EU Ends Bail-Out of Spanish Banks

Written by | Wednesday, January 8th, 2014

The EU ended bailing-out Spanish banks claiming that they are back on a common ground though unemployment still skyrockets in the country. The announcement about the end of the financial help was made by Klaus Regling, the Director of the Luxembourg-based European Stability Mechanism (ESM). Mr Regling also said the endeavour of many to get Spain out of bankruptcy was impressive and he forecasted that Spain was on the right track towards sustainable growth and stability.
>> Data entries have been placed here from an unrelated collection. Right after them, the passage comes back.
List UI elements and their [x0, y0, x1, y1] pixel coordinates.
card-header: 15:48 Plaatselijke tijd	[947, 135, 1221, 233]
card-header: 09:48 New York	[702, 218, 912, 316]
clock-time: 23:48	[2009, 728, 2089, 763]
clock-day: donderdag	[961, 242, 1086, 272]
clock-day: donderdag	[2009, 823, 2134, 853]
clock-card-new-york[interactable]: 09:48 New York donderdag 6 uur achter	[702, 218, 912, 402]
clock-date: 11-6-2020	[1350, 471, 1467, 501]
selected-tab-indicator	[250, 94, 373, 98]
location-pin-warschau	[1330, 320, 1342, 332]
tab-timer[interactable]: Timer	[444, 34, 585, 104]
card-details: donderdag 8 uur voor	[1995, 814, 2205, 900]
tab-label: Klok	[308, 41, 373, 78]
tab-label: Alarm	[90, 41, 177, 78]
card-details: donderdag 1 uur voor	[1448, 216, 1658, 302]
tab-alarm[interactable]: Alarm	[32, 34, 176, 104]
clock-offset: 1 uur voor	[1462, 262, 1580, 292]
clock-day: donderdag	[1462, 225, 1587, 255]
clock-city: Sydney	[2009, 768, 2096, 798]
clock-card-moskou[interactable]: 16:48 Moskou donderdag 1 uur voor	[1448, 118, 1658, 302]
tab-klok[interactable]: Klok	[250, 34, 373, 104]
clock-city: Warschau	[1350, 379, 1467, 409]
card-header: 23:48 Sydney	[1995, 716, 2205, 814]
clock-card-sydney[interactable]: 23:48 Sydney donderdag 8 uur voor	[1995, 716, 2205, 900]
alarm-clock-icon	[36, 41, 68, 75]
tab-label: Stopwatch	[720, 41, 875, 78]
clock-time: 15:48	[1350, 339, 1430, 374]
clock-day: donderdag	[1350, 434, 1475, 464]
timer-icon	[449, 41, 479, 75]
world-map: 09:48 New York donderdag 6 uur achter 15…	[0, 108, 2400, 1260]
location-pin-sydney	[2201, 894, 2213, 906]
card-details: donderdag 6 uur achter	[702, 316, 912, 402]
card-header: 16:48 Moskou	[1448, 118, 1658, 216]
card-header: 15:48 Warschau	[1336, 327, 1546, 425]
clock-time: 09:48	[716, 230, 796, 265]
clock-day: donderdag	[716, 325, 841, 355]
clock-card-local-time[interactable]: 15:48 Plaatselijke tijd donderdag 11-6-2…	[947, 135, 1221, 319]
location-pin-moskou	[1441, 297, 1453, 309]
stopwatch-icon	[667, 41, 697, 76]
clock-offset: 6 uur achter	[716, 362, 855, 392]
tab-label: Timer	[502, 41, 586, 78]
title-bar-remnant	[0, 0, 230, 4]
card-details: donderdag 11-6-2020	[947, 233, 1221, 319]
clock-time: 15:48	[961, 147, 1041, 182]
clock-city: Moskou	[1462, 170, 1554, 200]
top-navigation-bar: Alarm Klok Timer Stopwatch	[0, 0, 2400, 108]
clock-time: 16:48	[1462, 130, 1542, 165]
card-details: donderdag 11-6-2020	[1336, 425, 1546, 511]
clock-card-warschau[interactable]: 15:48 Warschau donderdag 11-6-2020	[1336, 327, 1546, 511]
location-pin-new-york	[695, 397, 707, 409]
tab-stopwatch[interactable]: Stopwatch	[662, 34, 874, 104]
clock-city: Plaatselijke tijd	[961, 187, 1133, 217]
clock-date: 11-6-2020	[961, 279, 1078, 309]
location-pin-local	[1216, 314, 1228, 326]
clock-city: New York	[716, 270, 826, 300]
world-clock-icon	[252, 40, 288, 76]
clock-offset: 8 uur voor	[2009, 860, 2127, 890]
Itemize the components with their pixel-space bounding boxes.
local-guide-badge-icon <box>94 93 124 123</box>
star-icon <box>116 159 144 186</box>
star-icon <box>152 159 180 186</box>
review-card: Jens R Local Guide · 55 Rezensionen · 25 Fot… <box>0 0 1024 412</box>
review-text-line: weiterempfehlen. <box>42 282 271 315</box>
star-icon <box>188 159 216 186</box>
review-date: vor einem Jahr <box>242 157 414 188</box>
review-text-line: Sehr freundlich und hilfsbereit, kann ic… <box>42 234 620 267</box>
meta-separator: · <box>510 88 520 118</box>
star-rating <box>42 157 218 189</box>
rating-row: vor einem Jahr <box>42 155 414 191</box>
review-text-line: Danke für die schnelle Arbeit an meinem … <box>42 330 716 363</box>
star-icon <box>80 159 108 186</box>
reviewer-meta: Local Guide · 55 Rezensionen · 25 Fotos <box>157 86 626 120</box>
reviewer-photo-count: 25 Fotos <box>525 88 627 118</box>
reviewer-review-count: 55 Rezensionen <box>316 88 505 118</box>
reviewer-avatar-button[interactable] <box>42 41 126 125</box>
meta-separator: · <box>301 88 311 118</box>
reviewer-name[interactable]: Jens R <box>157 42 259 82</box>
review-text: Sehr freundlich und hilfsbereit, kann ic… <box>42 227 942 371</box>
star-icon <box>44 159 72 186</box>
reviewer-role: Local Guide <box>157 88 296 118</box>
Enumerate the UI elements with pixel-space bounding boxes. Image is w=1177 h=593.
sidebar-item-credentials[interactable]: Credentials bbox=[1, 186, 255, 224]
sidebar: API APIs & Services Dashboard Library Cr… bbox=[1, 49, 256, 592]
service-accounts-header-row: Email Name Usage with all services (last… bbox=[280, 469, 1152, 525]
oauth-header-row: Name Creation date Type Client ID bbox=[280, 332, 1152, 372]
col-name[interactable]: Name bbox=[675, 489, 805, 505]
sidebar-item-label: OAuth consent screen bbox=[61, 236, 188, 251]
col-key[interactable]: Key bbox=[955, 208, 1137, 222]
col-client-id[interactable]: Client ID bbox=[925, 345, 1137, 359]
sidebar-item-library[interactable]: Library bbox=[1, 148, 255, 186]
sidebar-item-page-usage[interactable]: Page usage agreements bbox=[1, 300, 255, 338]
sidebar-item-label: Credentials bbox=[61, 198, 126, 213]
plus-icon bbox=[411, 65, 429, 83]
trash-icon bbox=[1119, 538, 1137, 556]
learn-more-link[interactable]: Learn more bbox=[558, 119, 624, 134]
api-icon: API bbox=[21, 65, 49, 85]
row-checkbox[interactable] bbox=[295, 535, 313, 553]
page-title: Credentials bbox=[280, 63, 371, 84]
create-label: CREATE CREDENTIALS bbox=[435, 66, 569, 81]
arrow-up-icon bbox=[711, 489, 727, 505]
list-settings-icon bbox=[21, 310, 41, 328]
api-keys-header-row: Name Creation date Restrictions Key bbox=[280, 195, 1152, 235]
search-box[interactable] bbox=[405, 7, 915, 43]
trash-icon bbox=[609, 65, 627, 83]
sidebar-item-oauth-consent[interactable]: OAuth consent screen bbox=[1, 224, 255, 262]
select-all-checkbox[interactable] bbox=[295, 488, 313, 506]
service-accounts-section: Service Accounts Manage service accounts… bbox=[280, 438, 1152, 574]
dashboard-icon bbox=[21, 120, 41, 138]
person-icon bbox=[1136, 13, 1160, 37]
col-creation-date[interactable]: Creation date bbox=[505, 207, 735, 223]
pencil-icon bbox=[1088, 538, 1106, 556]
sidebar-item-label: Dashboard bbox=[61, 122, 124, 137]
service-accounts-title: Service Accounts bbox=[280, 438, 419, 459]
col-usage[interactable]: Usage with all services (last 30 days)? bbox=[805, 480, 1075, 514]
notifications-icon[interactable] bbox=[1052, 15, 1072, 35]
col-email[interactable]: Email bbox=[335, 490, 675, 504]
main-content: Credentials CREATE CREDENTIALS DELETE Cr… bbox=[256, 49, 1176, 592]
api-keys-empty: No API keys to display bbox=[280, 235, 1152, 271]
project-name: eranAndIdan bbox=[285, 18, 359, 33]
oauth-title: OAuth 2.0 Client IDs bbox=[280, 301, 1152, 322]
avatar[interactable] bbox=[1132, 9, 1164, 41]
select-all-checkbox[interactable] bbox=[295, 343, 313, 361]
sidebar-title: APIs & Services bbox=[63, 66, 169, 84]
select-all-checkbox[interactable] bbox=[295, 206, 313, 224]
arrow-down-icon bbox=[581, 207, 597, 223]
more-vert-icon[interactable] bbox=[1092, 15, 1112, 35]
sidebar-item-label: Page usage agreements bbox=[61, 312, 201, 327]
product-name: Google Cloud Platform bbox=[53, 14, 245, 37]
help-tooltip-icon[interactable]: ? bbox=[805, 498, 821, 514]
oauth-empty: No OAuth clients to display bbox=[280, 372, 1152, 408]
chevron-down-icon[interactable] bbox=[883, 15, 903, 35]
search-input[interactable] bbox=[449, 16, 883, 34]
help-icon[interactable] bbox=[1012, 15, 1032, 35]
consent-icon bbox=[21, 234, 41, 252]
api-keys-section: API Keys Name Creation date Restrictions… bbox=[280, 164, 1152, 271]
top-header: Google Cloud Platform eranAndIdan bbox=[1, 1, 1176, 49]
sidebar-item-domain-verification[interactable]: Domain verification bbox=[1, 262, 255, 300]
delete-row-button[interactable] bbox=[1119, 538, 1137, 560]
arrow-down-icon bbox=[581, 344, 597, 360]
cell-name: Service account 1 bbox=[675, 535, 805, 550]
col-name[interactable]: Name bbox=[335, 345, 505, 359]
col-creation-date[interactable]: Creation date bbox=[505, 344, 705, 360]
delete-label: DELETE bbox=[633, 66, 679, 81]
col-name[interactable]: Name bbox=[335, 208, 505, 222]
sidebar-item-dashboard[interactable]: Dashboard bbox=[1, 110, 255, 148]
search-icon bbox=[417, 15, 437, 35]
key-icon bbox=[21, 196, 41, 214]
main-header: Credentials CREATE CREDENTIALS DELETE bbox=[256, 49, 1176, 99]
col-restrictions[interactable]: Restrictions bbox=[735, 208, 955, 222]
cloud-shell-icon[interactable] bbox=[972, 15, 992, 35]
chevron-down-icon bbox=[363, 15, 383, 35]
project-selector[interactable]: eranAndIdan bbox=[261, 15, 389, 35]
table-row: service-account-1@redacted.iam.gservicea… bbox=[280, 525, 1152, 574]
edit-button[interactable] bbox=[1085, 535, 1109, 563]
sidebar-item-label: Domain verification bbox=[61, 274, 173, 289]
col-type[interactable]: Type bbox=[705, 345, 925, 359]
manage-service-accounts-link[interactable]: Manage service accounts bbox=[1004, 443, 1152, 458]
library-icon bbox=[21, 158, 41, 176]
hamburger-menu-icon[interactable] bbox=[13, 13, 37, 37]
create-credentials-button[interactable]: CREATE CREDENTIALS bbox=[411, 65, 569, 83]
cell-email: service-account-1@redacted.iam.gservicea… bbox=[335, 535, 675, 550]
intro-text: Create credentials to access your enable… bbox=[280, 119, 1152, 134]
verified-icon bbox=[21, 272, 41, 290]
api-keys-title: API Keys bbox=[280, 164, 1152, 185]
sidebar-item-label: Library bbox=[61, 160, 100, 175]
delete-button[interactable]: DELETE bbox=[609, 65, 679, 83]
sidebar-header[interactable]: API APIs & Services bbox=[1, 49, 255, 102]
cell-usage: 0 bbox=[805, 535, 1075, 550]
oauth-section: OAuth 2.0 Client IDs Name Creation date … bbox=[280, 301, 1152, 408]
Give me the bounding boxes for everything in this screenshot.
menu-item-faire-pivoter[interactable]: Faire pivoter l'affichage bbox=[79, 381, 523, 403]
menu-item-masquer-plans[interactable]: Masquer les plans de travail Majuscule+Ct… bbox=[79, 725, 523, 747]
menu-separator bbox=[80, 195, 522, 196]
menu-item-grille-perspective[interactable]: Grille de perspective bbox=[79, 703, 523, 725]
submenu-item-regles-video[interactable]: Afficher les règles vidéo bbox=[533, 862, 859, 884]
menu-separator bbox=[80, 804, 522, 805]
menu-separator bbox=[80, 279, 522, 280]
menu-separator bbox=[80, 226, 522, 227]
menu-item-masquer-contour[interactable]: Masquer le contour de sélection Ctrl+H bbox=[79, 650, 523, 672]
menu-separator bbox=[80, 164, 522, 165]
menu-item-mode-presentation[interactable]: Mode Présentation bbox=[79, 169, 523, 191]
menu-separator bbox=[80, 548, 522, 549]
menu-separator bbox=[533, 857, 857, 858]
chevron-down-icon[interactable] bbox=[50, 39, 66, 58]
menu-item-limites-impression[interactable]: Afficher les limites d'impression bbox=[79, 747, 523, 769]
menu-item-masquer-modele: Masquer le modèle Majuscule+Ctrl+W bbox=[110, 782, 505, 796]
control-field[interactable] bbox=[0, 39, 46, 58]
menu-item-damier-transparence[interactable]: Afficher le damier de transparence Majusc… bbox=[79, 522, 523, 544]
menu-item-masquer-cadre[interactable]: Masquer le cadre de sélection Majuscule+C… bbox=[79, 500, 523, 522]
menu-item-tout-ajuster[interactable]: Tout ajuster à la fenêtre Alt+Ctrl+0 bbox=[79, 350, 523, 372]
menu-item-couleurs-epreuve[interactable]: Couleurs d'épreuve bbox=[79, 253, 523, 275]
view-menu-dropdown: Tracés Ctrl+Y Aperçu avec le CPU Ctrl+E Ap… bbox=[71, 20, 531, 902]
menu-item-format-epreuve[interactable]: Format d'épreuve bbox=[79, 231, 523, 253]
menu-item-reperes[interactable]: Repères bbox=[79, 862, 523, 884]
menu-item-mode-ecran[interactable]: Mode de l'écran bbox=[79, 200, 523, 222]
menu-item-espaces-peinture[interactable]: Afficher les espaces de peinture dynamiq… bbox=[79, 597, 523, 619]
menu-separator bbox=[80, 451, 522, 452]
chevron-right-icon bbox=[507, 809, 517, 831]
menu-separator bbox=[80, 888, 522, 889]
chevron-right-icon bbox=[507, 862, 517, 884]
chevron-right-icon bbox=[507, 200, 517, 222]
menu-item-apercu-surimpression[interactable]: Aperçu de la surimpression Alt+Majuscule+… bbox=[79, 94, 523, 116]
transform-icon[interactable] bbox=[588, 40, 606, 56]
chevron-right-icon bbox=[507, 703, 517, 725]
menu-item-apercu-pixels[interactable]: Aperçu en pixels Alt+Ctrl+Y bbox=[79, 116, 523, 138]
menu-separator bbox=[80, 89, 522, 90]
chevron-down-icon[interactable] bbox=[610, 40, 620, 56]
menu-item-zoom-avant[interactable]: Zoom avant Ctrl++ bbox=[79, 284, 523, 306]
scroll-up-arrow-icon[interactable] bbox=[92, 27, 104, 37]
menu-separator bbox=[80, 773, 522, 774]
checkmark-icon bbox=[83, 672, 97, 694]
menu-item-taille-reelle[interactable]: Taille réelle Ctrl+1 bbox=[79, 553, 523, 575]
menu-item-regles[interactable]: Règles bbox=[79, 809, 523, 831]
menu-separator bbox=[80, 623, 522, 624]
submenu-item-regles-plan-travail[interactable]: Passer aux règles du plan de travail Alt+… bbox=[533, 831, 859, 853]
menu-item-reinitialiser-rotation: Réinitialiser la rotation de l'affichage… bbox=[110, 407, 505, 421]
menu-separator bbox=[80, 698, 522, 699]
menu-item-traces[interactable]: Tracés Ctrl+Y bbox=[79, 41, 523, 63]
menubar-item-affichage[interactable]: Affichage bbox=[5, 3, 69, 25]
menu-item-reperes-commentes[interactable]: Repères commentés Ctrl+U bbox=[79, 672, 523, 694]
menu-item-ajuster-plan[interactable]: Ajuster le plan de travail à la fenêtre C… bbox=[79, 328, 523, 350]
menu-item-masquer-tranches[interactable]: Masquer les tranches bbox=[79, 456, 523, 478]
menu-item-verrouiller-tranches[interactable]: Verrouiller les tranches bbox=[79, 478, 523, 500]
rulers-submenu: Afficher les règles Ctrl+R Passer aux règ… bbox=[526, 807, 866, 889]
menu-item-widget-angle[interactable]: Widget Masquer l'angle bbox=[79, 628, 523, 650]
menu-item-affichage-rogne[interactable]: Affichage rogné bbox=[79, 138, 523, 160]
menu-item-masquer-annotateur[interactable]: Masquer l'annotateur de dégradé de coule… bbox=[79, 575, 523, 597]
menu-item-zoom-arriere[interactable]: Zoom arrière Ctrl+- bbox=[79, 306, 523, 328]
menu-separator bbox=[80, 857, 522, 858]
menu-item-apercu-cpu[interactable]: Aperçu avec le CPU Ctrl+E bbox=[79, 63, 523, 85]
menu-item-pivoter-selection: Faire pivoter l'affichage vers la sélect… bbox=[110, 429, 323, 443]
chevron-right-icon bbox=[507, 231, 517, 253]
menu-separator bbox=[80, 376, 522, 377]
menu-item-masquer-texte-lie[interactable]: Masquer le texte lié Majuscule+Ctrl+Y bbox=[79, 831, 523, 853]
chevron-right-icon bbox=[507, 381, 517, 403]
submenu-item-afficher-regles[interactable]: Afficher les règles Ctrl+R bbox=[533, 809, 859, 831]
Moreover, he praised the EU austerity measures saying that the willingness of households and individuals to withstand temporary hardship for the sake of a healthy and long-term recovery was truly meaningful.
Spain is to officially exit its bail-out later in January after Ireland finished its aid program in December 2013, and Greece already announced it would finish its own soon too. Yet, unlike Greece, Italy, Portugal, and Cyprus, Spain’s bail-out struggle did not include a full-blown state rescue but the initiative was limited to its banking sector only. The ESM therefore provided the country with a 100-billion-euro credit line to help its banks. In the end, though, the ESM provided a new Spanish body – the Fondo de Restructuracion Ordenado Bancaria (FROM) – with more than 41 billion euro channelling loans to bankrupting lenders. Most of these loans are to mature in about ten years’ time.
The Spanish government announced that it would not seek any additional financial assistance after its rescue program ends. The country is also currently selling some of its re-nationalized banks that obtained financing from the ESM and FROM. Nonetheless, Brussels warned the Spanish government that the country is still not fit despite positive news as lending to private sector is still falling considerably. Most gravely, official figures still report the unemployment rate of more than 26 percent with almost 60 percent of those under 25 years old being jobless. Spain’s unemployment is the second worst in the EU28 after Greece (about 27 percent) and followed by Croatia (about 17 percent).